Implacable constat d’un échec universel

L’édition 2006 de l’IISS sent la fin de règne (pour Blair et Bush) et, surtout, la fin catastrophique des ambitions de l’“anglosphère” proclamées triomphalement en 2002-2003 après l’attaque 9/11. Il est difficile de ne pas rapprocher la sortie de cette analyse générale du voyage de Tony Blair à Washington qui se déroule à partir d’aujourd’hui dans une atmosphère funèbre. Le Times de ce matin nous expose l’extraordinaire différence de perception de Tony Blair des deux côtés de l’Atlantique :

« In the US he is still seen as a clear-eyed braveheart who swiftly recognised 9/11 as an historical turning point that had profoundly affected the American psyche, and then — better than anyone, including Mr Bush — articulated the case for war. In Britain, however, he is more often regarded these days as a naive and vainglorious fool, the poodle who loyally followed the President and has, consequently, tainted his own premiership with alleged falsehoods and failure. »

Tout compte fait et pour répondre à notre interrogation initiale, l’International Institute of Strategic Studies reste finalement assez égal à lui-même dans le rôle de porte-parole de la communauté stratégique transatlantique et anglo-saxonne. Il en exprime aujourd’hui parfaitement la crise profonde, qui semble parvenir à son paroxysme.
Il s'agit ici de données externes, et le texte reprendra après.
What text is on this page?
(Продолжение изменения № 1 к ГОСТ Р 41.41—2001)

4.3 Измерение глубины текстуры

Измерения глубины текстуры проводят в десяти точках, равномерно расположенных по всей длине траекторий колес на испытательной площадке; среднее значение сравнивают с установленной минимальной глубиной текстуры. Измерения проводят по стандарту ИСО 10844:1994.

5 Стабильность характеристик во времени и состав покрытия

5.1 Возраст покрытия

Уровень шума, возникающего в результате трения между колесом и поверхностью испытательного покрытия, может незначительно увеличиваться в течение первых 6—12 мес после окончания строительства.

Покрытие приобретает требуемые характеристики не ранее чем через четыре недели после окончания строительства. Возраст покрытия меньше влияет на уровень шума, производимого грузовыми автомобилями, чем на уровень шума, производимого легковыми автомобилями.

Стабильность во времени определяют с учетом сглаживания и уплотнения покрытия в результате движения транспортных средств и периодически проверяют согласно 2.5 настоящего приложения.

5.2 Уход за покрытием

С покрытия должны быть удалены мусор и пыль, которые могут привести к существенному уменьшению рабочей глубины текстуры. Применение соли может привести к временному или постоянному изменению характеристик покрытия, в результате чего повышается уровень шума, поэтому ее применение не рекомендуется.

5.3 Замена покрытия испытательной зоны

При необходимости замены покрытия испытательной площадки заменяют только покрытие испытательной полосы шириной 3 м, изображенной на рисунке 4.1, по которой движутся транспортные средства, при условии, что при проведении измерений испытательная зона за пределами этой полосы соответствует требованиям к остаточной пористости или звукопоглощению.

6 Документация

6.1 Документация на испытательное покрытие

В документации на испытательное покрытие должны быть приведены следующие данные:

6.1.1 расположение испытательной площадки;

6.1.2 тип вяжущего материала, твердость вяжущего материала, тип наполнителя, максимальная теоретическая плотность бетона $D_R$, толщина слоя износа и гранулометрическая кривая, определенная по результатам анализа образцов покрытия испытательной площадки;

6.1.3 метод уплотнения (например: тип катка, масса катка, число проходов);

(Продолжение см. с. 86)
C’est toute une politique, toute une ambition universelle et toute une vision du monde qui sont en train de s’effondrer tandis que s’accumulent les paroxysmes de crises diverses jusqu’à créer, — expression favorite décidément d’emploi courant, — « a perfect storm of simultaneous international crises ».

L’analyse 2006 de l’IISS ne nous apprend rien de nouveau sur la situation stratégique du monde. Elle nous en fait ressentir beaucoup, par contre, sur la situation de la crise intérieure de l’Occident, et particulièrement de l’Occident anglo-saxon. Commencée par ses ambitions extérieures, la grande crise du 11 septembre 2001 en arrive, au travers de cette aggravation constante des crises extérieures auxquelles nos dirigeants n’ont, à aucun moment, jamais rien compris, à revenir au centre de toutes choses : la crise intérieure fondamentale de la civilisation occidentale sous domination anglo-saxonne depuis 1941-45.